Sébastien Broca analyse les apports du mouvement aux utopies sociales et politiques.

Jérémie Sieffert  • 28 novembre 2013 abonné·es

Qu’y a-t-il de commun entre les nouvelles technologies, les nouvelles organisations du travail et les nouvelles revendications démocratiques ? Jeune sociologue à Paris-I, Sébastien Broca analyse le mouvement du logiciel libre comme une « utopie concrète », au sens du philosophe allemand Ernst Bloch : une « conscience anticipante » qui pousse à la transformation du réel par un ensemble de pratiques partant du cadre existant pour mieux le subvertir. Né comme un « hack » plus juridique que technique (la licence libre, qui subvertit le copyright), le mouvement du logiciel libre est apparu aux États-Unis sous l’impulsion de figures telles que Richard Stallman (voir Politis n° 1211), dans le sillage de la disparition de la culture hacker. En vigueur dans les entreprises et les universités d’informatique dans les années 1970, celle-ci était elle-même mâtinée d’influences beatniks, valorisant la coopération et la créativité personnelle. À travers des exemples de communautés de hackers, l’auteur dégage un ethos du « libriste » qui produit ses effets dans de nombreux secteurs, porte en lui de nouvelles exigences et entre notamment en résonance avec l’écologie politique.
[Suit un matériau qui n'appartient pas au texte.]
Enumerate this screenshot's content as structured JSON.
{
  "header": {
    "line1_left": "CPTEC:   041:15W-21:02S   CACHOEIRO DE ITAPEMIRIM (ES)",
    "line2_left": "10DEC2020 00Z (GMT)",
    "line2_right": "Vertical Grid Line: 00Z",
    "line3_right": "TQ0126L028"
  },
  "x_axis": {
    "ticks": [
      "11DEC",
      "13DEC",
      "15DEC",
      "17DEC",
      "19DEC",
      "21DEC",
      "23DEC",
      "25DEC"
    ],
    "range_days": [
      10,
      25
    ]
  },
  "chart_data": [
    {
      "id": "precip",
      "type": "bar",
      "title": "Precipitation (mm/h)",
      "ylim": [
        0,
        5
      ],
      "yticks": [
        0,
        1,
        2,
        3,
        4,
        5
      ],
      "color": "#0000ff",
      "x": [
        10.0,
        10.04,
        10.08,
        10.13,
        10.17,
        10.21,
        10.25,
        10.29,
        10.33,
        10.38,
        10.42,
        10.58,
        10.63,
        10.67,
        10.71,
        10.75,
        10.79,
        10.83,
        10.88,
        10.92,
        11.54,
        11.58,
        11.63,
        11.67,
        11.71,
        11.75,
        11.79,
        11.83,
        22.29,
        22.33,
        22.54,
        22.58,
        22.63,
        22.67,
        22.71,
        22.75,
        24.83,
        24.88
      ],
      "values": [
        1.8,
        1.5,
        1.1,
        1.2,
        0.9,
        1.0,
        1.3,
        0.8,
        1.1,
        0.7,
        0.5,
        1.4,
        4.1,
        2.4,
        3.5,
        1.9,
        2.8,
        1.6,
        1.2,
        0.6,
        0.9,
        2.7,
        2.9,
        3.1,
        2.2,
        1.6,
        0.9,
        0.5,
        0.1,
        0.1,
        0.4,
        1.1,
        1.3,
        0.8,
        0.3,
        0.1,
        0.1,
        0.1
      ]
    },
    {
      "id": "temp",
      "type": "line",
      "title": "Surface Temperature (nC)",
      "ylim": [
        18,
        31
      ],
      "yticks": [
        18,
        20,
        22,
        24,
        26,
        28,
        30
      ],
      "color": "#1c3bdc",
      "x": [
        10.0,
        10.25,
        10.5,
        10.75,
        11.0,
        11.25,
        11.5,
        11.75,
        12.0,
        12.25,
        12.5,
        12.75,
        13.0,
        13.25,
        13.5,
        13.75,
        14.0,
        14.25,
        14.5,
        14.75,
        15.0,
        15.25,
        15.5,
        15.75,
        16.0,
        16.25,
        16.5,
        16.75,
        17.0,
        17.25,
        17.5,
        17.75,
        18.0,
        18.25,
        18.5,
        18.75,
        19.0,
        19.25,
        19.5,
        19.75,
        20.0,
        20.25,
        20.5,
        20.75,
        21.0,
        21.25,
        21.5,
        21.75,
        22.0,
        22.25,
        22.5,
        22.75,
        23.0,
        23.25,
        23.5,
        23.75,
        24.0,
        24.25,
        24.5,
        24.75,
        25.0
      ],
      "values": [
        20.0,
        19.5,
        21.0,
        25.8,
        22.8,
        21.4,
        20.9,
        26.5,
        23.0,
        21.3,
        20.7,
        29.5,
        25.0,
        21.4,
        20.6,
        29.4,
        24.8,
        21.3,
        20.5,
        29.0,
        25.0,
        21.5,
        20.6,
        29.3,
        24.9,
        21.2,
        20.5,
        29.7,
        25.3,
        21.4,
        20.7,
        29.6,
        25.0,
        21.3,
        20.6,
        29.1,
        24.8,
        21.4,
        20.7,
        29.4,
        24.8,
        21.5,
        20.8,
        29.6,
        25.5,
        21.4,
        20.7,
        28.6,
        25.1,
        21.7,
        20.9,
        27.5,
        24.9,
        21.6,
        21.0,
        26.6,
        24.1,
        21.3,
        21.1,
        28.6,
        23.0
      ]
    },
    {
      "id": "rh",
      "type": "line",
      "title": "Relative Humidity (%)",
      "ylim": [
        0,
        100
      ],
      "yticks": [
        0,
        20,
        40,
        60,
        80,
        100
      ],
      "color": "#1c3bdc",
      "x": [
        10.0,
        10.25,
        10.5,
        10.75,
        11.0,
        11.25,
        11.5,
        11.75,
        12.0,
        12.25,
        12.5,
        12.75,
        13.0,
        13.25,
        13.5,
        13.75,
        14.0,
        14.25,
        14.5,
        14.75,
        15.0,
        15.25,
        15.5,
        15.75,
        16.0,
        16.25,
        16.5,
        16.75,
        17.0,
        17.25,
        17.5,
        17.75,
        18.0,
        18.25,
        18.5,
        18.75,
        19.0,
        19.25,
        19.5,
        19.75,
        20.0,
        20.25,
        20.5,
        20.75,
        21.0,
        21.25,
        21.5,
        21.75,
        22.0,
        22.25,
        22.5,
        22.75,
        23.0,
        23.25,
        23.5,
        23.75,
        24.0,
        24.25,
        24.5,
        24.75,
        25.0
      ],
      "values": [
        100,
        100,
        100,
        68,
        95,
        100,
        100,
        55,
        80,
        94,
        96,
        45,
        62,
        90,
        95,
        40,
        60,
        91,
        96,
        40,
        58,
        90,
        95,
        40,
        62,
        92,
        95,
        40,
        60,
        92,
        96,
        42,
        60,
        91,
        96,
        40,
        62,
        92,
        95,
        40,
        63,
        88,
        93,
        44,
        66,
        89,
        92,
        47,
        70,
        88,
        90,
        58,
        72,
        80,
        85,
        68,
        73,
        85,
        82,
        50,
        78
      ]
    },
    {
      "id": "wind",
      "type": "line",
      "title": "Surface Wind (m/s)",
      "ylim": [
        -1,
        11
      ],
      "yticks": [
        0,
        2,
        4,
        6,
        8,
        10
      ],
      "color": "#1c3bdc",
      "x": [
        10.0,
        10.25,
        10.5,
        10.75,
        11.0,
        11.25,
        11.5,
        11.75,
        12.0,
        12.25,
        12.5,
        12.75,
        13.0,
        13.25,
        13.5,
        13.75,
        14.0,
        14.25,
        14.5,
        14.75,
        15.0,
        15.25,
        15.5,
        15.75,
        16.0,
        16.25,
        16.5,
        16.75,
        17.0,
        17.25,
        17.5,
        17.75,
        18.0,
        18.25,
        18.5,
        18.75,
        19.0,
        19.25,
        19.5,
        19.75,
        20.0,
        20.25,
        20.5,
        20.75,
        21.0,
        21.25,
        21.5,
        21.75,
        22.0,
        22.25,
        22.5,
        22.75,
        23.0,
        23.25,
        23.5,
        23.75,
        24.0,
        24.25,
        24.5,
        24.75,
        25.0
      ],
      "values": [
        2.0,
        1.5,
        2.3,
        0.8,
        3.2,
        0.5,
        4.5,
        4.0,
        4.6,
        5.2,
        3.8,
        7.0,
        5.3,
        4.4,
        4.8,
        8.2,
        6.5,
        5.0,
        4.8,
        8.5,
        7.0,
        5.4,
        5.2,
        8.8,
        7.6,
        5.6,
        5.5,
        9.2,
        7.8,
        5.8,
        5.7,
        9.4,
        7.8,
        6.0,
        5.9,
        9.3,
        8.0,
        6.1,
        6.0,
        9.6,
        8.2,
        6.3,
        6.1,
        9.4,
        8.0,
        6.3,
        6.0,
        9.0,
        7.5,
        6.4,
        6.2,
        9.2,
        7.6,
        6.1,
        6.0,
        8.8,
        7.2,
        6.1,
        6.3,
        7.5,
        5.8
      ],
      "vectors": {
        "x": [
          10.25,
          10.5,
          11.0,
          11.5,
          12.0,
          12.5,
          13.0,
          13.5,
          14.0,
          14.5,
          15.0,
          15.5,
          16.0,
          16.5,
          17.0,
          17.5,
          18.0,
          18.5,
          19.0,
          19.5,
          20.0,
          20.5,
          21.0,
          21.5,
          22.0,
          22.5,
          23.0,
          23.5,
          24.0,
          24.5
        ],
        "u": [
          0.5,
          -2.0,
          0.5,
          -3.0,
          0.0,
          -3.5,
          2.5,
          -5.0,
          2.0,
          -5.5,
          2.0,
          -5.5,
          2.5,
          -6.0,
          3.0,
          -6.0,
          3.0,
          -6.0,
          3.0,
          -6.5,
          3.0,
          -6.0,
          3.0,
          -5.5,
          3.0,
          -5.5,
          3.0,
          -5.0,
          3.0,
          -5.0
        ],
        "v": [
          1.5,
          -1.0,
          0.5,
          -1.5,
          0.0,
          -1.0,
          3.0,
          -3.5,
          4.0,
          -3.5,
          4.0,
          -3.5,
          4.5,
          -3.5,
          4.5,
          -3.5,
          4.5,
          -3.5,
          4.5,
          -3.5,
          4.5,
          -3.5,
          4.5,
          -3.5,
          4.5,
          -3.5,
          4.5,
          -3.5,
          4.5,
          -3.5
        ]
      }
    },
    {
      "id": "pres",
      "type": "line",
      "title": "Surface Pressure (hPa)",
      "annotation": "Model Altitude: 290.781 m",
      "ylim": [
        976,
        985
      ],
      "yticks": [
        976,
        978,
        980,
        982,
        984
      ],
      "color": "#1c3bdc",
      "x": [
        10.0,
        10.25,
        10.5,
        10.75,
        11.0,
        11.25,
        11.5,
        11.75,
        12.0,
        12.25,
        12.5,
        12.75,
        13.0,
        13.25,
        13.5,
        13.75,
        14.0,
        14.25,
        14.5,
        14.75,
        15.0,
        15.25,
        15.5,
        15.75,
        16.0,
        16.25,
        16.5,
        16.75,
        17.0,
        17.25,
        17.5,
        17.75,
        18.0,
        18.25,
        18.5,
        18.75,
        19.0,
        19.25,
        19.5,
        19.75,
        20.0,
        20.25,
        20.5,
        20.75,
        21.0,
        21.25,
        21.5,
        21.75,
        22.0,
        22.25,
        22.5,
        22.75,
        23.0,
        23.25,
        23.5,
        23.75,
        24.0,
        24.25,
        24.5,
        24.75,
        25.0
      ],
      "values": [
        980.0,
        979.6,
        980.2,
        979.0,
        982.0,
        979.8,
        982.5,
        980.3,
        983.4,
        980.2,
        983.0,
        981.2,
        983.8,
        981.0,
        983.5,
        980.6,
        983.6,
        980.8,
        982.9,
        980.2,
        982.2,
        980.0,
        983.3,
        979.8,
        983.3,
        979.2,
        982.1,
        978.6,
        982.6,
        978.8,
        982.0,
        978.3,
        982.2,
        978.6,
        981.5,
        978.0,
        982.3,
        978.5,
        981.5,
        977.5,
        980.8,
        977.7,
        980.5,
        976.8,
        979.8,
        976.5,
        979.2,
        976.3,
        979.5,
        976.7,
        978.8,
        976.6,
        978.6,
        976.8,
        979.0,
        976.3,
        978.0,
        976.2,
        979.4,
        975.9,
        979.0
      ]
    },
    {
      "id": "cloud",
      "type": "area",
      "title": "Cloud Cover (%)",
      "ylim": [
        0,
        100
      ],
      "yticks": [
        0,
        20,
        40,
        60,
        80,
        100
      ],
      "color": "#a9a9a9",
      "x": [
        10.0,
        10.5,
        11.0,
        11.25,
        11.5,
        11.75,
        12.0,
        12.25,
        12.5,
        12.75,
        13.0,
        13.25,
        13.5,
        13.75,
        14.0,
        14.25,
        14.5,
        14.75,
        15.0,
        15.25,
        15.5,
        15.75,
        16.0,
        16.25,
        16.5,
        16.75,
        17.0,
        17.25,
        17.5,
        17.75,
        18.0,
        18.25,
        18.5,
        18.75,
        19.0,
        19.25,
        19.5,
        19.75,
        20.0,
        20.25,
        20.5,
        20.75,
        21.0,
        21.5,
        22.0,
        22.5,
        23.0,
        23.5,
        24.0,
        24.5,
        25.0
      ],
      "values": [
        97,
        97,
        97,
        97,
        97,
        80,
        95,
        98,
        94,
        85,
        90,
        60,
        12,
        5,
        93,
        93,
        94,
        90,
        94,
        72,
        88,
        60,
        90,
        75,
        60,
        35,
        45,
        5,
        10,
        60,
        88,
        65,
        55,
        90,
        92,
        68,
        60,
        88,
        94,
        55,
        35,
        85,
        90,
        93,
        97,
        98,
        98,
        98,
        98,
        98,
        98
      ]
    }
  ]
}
Ainsi des nouvelles formes de travail : des revendications qualitatives (autonomie et amélioration des conditions de travail) remplacent les revendications quantitatives traditionnelles (salaires, congés payés…). Le Libre a ainsi servi à des penseurs comme André Gorz pour nourrir une critique radicale du salariat et défendre l’idée d’un revenu garanti. De même, la critique des technologies rejoint largement celle d’Ivan Illitch. L’exigence de réappropriation par le plus grand nombre des logiques sociales inhérentes à toute technique est à l’origine de mouvements comme le Do-It-Yourself ou les FabLabs. Elle retrouve également l’exigence de libre circulation de l’information portée par la cybernétique de Norbert Wiesner.

À la faveur des débats sur la neutralité d’Internet ou le financement de la culture, Sébastien Broca montre comment l’éthique hacker est montée en généralité modifiant le champ politique lui-même : nouvelles formes de militantisme, nouvelles thématiques (contrôle social des politiques, respect du droit à la vie privée…), nouvelles utopies (biens communs, dépassement du capitalisme industriel…). Mais les fondements du Libre sont également impitoyablement discutés par l’auteur. Ainsi, la critique salariale peut être récupérée par le nouveau capitalisme managérial, avec à la clé une surexploitation du travail, et l’exigence démocratique peut tomber dans le mythe totalitaire de la transparence absolue. Raison de plus pour comprendre les enjeux du Libre et mesurer ses effets sur la société.